If a crash is detected though, the system texts and e-mails the user’s pre-defined emergency contact. Neither UCLEAR nor Cardo alerts emergency dispatchers directly. Instead, both systems notify a designated emergency contact. It is then their responsibility to call 911 on your behalf. 

Whether it be comm units, apps, or onboard equipment, the aforementioned systems need access to cellular service or Wi-Fi coverage to summon medical assistance. That quickly becomes an issue in far-flung locations. Luckily, options with satellite connectivity cover those situations.

Satellite communicators like Garmin’s inReach Mini 2, ACR’s Bivy Stick, and the SPOT X allow text messaging and SOS service wherever cellular networks aren’t available. That’s a critical lifeline when traveling through remote regions. There’s just one catch. None of these devices are crash-detecting. Riders must be conscious and physically capable following a collision. That’s a problem if the rider sustains a concussion or becomes trapped under the bike. 

That’s where Apple’s Crash Detection comes in handy. Accessible to iPhone and Apple Watch users, the feature works just like Triumph’s SOS app, leveraging the device’s sensors to measure the severity of an impact. In the event of a crash, the system dials 911 if the user doesn’t respond to the automated prompt within 20 seconds. If cellular service and a Wi-Fi connection aren’t available at the time, Crash Detection “will attempt to contact emergency services using Emergency SOS via satellite.”

It's clear that more and more companies are introducing impact-detecting products. But, the question remains: Which one is right for you? 

Best buy?

Crash detection has come a long way in the last 60 years. From airbag vests to comm units, from onboard systems to cloud-based algorithms, the technology grows more sophisticated by the year. With that said, more impact detection isn’t necessarily better. 

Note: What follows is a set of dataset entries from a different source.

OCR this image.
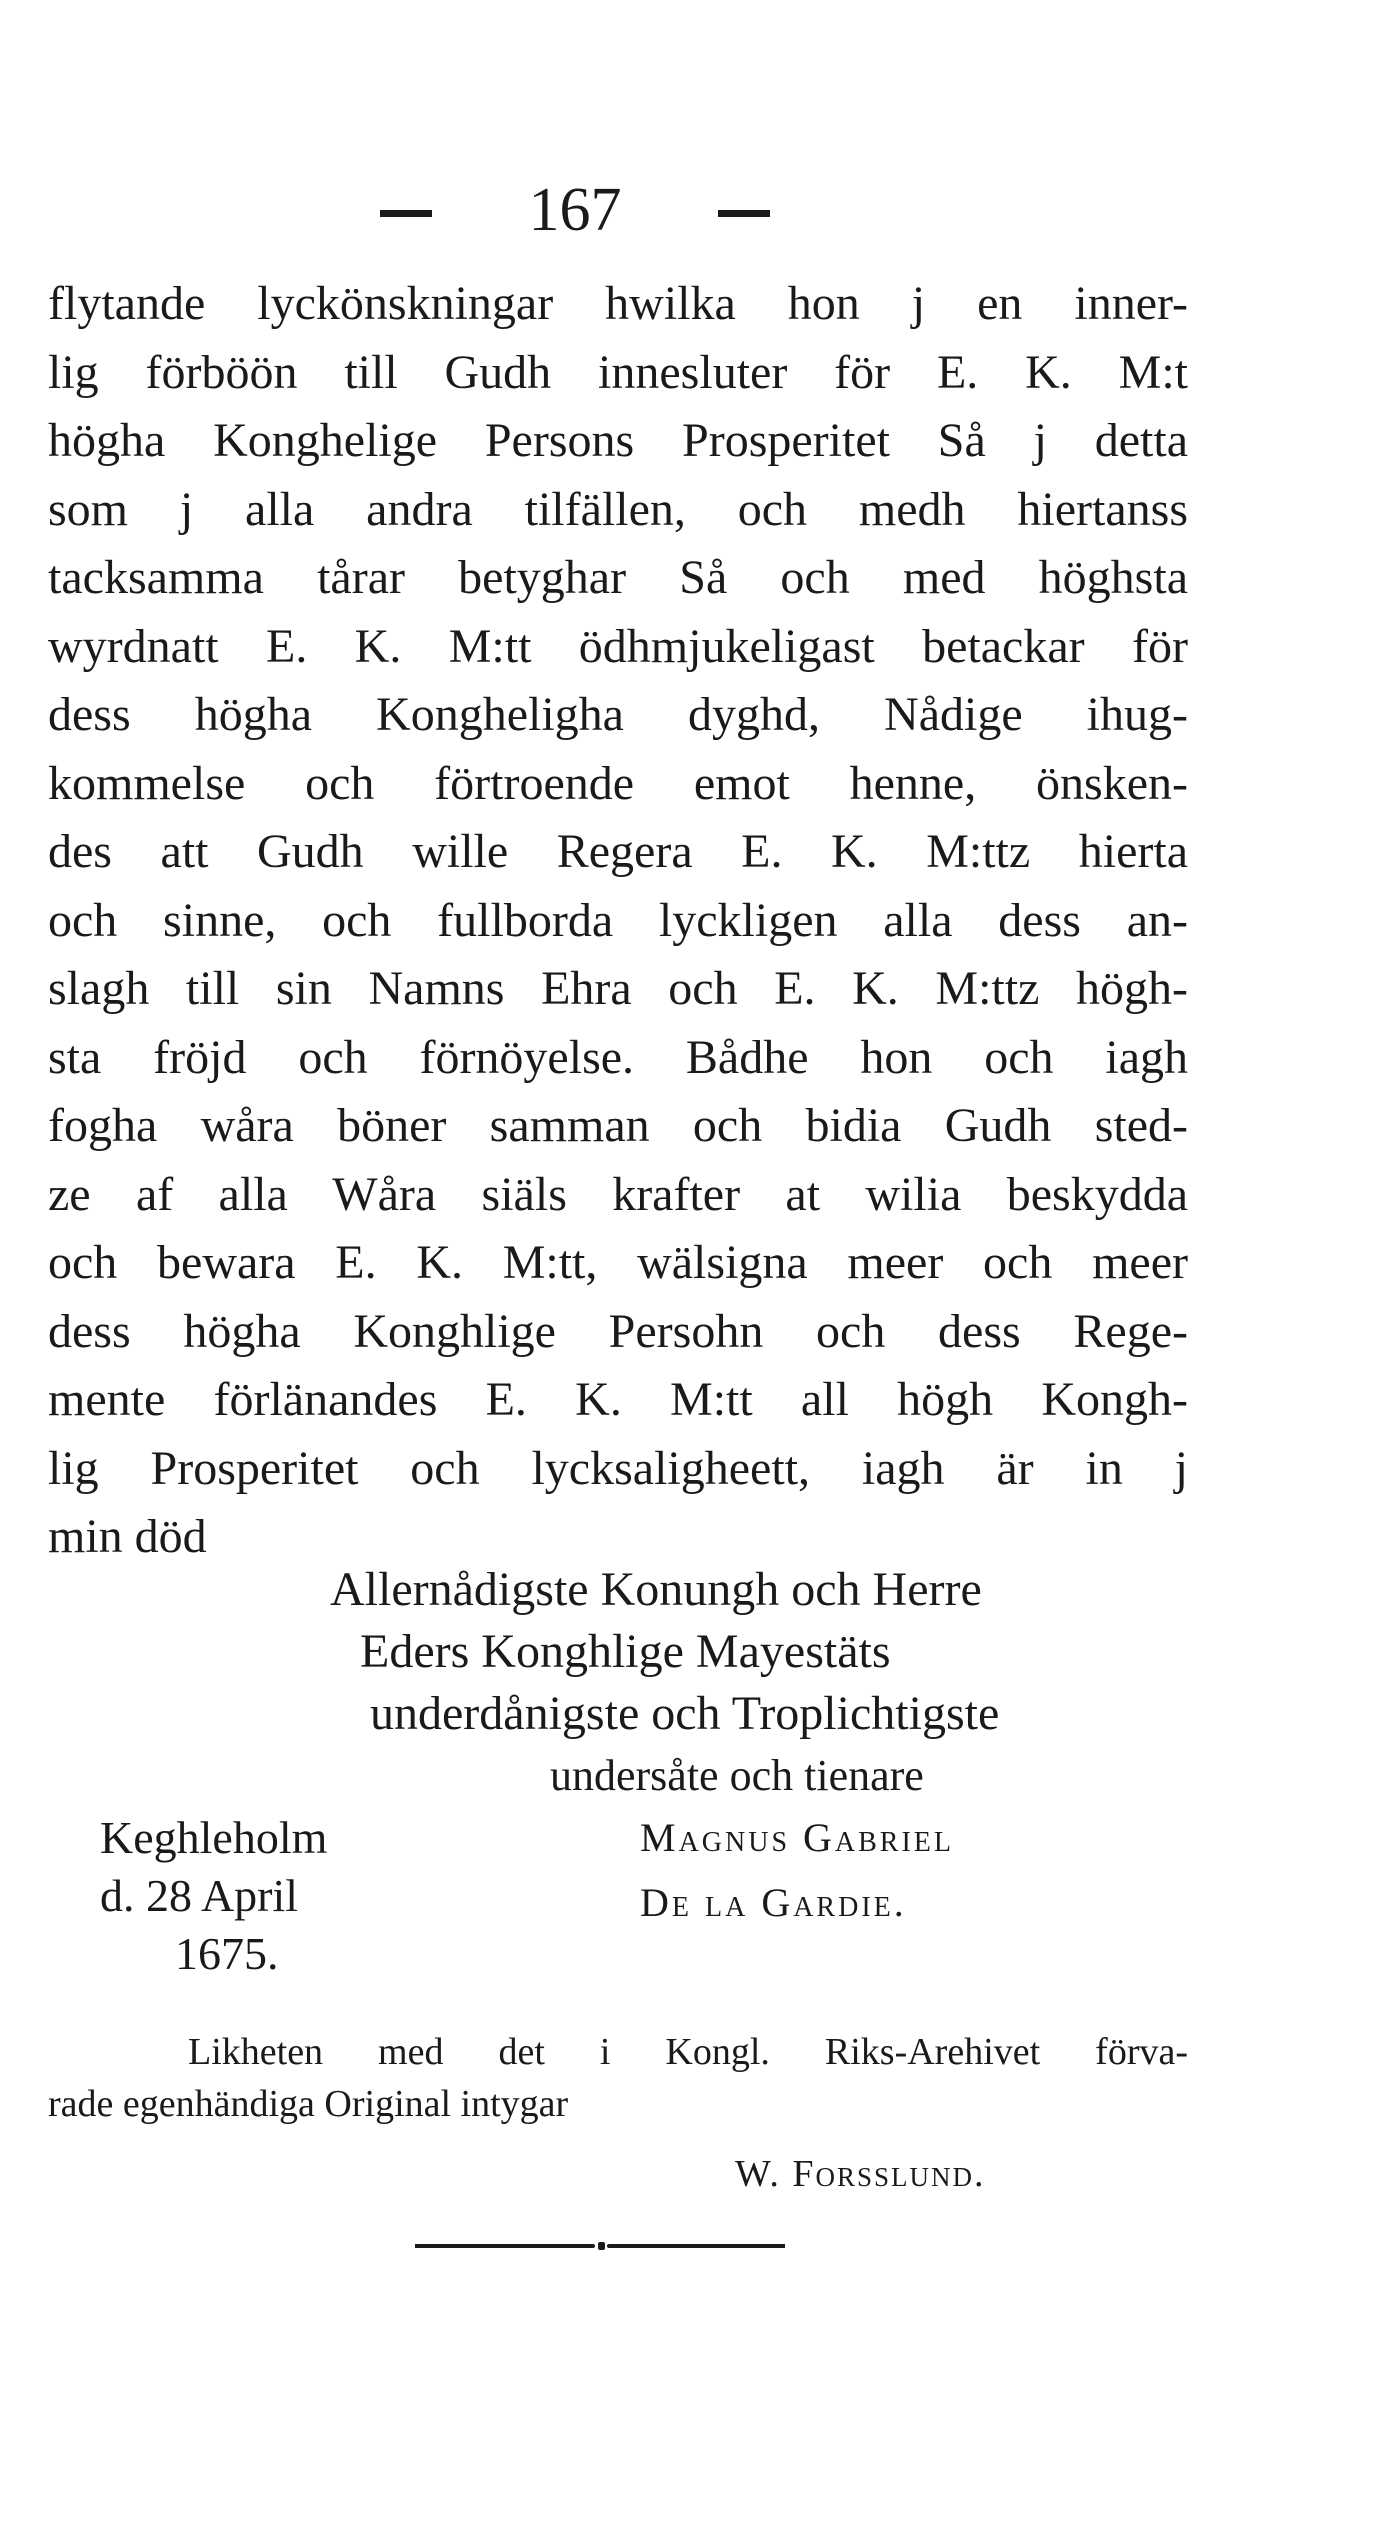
167
flytande lyckönskningar hwilka hon j en inner-
lig förböön till Gudh innesluter för E. K. M:t
högha Konghelige Persons Prosperitet Så j detta
som j alla andra tilfällen, och medh hiertanss
tacksamma tårar betyghar Så och med höghsta
wyrdnatt E. K. M:tt ödhmjukeligast betackar för
dess högha Kongheligha dyghd, Nådige ihug-
kommelse och förtroende emot henne, önsken-
des att Gudh wille Regera E. K. M:ttz hierta
och sinne, och fullborda lyckligen alla dess an-
slagh till sin Namns Ehra och E. K. M:ttz högh-
sta fröjd och förnöyelse. Bådhe hon och iagh
fogha wåra böner samman och bidia Gudh sted-
ze af alla Wåra siäls krafter at wilia beskydda
och bewara E. K. M:tt, wälsigna meer och meer
dess högha Konghlige Persohn och dess Rege-
mente förlänandes E. K. M:tt all högh Kongh-
lig Prosperitet och lycksaligheett, iagh är in j
min död
Allernådigste Konungh och Herre
Eders Konghlige Mayestäts
underdånigste och Troplichtigste
undersåte och tienare
Keghleholm	Magnus Gabriel
d. 28 April	De la Gardie.
1675.
Likheten med det i Kongl. Riks-Arehivet förva-
rade egenhändiga Original intygar
W. Forsslund.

According to Apple, its service “won’t override any existing emergency calls placed by other means.” Instead of purchasing multiple crash-detecting devices, it’s best to choose the solution, or solutions, that suit your needs. After all, who can afford multiple ambulances or airlifts arriving at their crash site?  

Each option has its strengths and shortcomings. Apple’s Crash Detection boasts satellite connectivity but its car-oriented algorithm may not identify the same subtleties as BMW’s IEC or Cardo’s PackTalk Pro, two products developed for motorcyclists. In the end, the choice comes down to where and how the customer rides and what level of features is desired. 

Our world may be more connected than ever, but that’s not necessarily a bad thing, especially when it comes to the safety provided by today’s crash-detecting tech.